George Jardine Kidston (1835-1909) had made money as Chairman of the Clyde Shipping Company, the oldest steamship company in the world, which ran tugs on the Clyde and coasters out of Glasgow.
When, after renting Finlaystone for twenty-five years, he finally bought it in 1897, he engaged John James Burnet, a leading commercial architect, to give the house some style and fit it better for his family and for entertainment. The Glasgow-born Burnet had studied at the Institute des Beaux Arts in Paris, so though local he was not parochial.
The ground floor was developed mainly with men and sport (notably fox-hunting) in mind. It was enlarged to accommodate a porch, a cloakroom and a billiard room.
A top storey was inserted in the roof to provide nurseries for grandchildren and a flat for the butler. To balance the new addition to the ground floor, Burnet added a heavy cornice and carved stone crest at the roof line.

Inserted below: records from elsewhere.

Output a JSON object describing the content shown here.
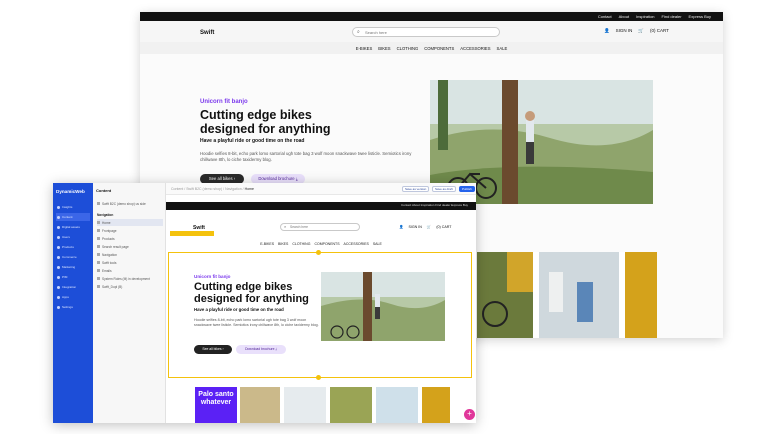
{
  "store": {
    "toplinks": [
      "Contact",
      "About",
      "Inspiration",
      "Find dealer",
      "Express Buy"
    ],
    "logo": "Swift",
    "search_placeholder": "Search here",
    "sign_in": "SIGN IN",
    "cart": "(0) CART",
    "nav": [
      "E-BIKES",
      "BIKES",
      "CLOTHING",
      "COMPONENTS",
      "ACCESSORIES",
      "SALE"
    ],
    "eyebrow": "Unicorn fit banjo",
    "title": "Cutting edge bikes designed for anything",
    "subtitle": "Have a playful ride or good time on the road",
    "body": "Hoodie selfies 8-bit, echo park lomo sartorial ugh tote bag 3 wolf moon snackwave twee listicle. Semiotics irony chillwave 8th, lo ciche taxidermy blog.",
    "btn_primary": "See all bikes",
    "btn_secondary": "Download brochure"
  },
  "cms": {
    "brand": "DynamicWeb",
    "menu": [
      "Insights",
      "Content",
      "Digital assets",
      "Users",
      "Products",
      "Commerce",
      "Marketing",
      "PIM",
      "Integration",
      "Apps",
      "Settings"
    ],
    "tree_header": "Content",
    "tree_site": "Swift B2C (demo shop) us side",
    "tree_nav": "Navigation",
    "tree_items": [
      "Home",
      "Frontpage",
      "Products",
      "Search result page",
      "Navigation",
      "Swift tools",
      "Emails",
      "System Roles (M) in development",
      "Swift_Dupl (B)"
    ],
    "crumb": [
      "Content",
      "Swift B2C (demo shop)",
      "Navigation",
      "Home"
    ],
    "crumb_current": "Home",
    "toolbar": {
      "btn_a": "Save as version",
      "btn_b": "Save as draft",
      "btn_c": "Publish"
    },
    "preview": {
      "toplinks": "Contact   About   Inspiration   Find dealer   Express Buy",
      "logo": "Swift",
      "search_placeholder": "Search here",
      "sign_in": "SIGN IN",
      "cart": "(0) CART",
      "nav": [
        "E-BIKES",
        "BIKES",
        "CLOTHING",
        "COMPONENTS",
        "ACCESSORIES",
        "SALE"
      ],
      "eyebrow": "Unicorn fit banjo",
      "title": "Cutting edge bikes designed for anything",
      "subtitle": "Have a playful ride or good time on the road",
      "body": "Hoodie selfies 8-bit, echo park lomo sartorial ugh tote bag 3 wolf moon snackwave twee listicle. Semiotics irony chillwave 8th, lo ciche taxidermy blog.",
      "btn_primary": "See all bikes",
      "btn_secondary": "Download brochure",
      "promo": "Palo santo whatever",
      "fab": "+"
    }
  },
  "colors": {
    "accent_purple": "#7c3aed",
    "cms_blue": "#1d4ed8",
    "selection_yellow": "#f4c20d",
    "promo_violet": "#5b21f5",
    "fab_pink": "#e0379a"
  },
  "icons": [
    "search-icon",
    "user-icon",
    "cart-icon",
    "arrow-right-icon",
    "download-icon",
    "plus-icon"
  ]
}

Perhaps the most striking feature of Burnet’s interior is the pair of pink marble pillars with a mythological beastie at their base. This was Burnet’s favourite way of ending a stair rail.
While the house ws being altered in 1900, the garden was given its present structure. The John Knox Tree (given its name after John Knox gave his first communion next to the tree in 1556) was moved on railway tracks to let more light into the drawing room of Finlaystone House.
George Kidston’s sister, who came to control the household after his wife died on the birth of their ninth child, ruled on the first floor- a more feminine place of entertainment. The drawing room with its baroque door-case, white marble fireplace, high ceiling, and bow window overlooking the Clyde, is possibly one of the finest of Burnet’s interiors.
Because of his work the house is designated ‘historic’.